Mahomes threw one touchdown pass but also a costly interception to Keisean Nixon in the fourth quarter that allowed the Packers to take valuable time off the clock.

In the end, Mahomes had the ball with one final chance to try and tie the game. However, his Hail Mary fell incomplete as time expired.

Love and the Packers secured their signature victory of the 2023 season.

Solve Your Problems With Aggression

“That's how I coached all year, and I'll never not coach that way again,” Matt LaFleur told Mike Silver of The San Francisco Chronicle after the Packers' 24-21 loss to the 49ers that ended their season.

LaFleur was referring to a coaching style that Silver described as bold and unbothered.

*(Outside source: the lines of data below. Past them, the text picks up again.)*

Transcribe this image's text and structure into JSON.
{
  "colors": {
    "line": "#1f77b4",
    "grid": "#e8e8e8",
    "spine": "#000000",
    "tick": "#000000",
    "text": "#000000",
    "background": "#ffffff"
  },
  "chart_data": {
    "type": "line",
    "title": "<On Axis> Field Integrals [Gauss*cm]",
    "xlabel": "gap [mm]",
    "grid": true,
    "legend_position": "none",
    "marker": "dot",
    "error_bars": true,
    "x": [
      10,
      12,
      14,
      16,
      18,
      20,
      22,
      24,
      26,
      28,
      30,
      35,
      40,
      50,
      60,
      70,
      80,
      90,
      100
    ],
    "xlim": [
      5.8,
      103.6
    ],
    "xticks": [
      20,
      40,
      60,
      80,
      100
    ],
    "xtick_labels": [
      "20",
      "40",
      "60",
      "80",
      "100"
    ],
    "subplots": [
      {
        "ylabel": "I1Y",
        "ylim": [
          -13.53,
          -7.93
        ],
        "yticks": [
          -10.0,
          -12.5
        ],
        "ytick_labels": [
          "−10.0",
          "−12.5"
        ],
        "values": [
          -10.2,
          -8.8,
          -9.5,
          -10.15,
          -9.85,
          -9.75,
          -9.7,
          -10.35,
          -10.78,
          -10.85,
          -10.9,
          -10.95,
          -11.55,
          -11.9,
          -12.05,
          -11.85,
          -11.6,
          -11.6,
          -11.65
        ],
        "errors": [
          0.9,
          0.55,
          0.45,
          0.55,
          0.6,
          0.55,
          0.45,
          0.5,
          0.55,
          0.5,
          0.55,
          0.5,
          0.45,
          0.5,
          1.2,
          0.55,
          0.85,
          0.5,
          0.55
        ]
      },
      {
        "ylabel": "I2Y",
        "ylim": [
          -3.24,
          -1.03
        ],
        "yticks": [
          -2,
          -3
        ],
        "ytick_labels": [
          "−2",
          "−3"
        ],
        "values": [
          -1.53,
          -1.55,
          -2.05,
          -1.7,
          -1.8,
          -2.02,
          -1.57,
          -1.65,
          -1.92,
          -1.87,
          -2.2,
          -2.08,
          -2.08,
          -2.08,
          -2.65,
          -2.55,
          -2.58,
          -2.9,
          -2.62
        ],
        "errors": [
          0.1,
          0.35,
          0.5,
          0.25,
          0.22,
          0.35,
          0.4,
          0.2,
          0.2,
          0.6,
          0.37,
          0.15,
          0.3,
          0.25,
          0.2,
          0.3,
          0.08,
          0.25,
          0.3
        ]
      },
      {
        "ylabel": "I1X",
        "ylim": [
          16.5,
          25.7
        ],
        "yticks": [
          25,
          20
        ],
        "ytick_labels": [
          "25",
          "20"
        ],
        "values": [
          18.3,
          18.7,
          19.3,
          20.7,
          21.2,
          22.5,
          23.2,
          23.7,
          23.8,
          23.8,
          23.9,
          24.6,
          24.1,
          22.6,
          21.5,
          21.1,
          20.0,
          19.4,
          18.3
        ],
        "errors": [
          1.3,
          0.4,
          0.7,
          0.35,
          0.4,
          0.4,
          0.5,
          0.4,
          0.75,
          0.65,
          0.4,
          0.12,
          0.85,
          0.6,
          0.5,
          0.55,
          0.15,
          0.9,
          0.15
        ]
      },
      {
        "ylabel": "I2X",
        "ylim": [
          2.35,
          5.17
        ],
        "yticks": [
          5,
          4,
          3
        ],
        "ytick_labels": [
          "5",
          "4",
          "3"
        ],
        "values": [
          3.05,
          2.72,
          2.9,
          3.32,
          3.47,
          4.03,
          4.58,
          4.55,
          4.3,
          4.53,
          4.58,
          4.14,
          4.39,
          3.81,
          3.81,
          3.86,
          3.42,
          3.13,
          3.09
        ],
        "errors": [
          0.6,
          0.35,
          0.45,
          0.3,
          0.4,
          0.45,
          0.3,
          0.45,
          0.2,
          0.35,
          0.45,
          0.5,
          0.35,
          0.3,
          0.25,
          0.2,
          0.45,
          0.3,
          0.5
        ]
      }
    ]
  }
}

Whether or not LaFleur had been aggressive enough was a fair question to this point of his tenure.

His most infamous moment was leaning conservative by kicking a field goal in the Packers' 31-26 loss to Tampa Bay in the 2020 NFC title game.

This year, however, LaFleur almost always leaned on the aggressive side.

The biggest evidence came in the form of the coin toss.

Starting with Thanksgiving in Detroit and with the game at Carolina the lone exception, LaFleur would take the ball whenever his team won the toss.

The reality is fortune typically favors the bold. Or as former Tampa Bay coach Bruce Arians said, no risk it, no biscuit.

The Packers didn't get the proverbial biscuit this season, but the team seemed to respond favorably to LaFleur's aggression.

That is a trend that could continue as the Packers likely will be young again in 2024.